I have a Windows XP, SP2 system that needs to format a USB Removable Drive that is 100G. I need to format the drive to a Fat32 file system b/c eventually the drive will be used in a Linux system (that needs to write to the drive). I am looking for a tool that will allow me to format the drive to Fat32.

A requirement for the tool is that I need to be able to integrate it with my application, thus there needs to be either an API available, or a command line version of the tool. Thus even though something like Partition Magic will work to format the drive, but there is no interface to that tool that will allow me to integrate it into an existing application.
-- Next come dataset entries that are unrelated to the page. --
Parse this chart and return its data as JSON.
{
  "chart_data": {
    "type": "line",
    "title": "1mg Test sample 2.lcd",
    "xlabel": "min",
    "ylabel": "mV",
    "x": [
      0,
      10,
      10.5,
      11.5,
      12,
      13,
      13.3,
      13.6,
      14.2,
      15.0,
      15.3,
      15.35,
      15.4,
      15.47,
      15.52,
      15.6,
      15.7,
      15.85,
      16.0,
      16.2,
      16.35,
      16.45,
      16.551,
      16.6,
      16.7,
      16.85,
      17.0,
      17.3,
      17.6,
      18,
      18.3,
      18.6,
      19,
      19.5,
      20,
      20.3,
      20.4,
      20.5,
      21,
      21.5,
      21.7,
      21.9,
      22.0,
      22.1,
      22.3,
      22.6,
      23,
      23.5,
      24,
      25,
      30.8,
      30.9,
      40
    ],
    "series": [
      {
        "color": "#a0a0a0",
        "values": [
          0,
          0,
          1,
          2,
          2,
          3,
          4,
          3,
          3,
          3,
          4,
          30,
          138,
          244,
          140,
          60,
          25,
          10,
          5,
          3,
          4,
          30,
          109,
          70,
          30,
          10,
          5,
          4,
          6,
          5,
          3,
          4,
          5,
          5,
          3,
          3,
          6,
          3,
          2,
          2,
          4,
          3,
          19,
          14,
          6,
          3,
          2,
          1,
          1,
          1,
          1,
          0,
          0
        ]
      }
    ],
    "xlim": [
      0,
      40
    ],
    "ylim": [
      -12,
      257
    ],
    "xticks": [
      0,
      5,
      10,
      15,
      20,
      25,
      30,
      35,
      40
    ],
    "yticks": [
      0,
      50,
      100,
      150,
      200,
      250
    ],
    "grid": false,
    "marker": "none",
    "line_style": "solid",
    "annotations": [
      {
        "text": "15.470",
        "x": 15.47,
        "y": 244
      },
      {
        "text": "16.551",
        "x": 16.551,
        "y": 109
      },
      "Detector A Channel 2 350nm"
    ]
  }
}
Does anyone know of any command line tools, or applications that expose an API that will format a drive to Fat32 greater than 32G?

Thanks,
Beth


----------



## dai (Jul 2, 2004)

i have moved you to linux,they will know the ins and outs of it


----------



## Omega Red (Jun 19, 2006)

*Fat32*

Hello,

Is the format currently fat16? If so, Windows XP does not have a process for converting a partition from FAT16 to FAT32. The only conversion process that Windows XP supports is converting from FAT16 or FAT32 to the Windows NT file system (NTFS). Also, Windows XP provides no way to convert NTFS partitions to FAT16/32. 

If you dual boot, you can use the Microsoft Windows 95 or Microsoft Windows 98 drive converter tool in System Tools, or the following command-line tool:

cvt drive: /cvt32

Alternatively, you can use 3rd party tools like PowerQuest PartitionMagic, PowerQuest ServerMagic and other tools to perform the conversion from FAT16 to FAT32 and backwards.

Hope this helps some.


----------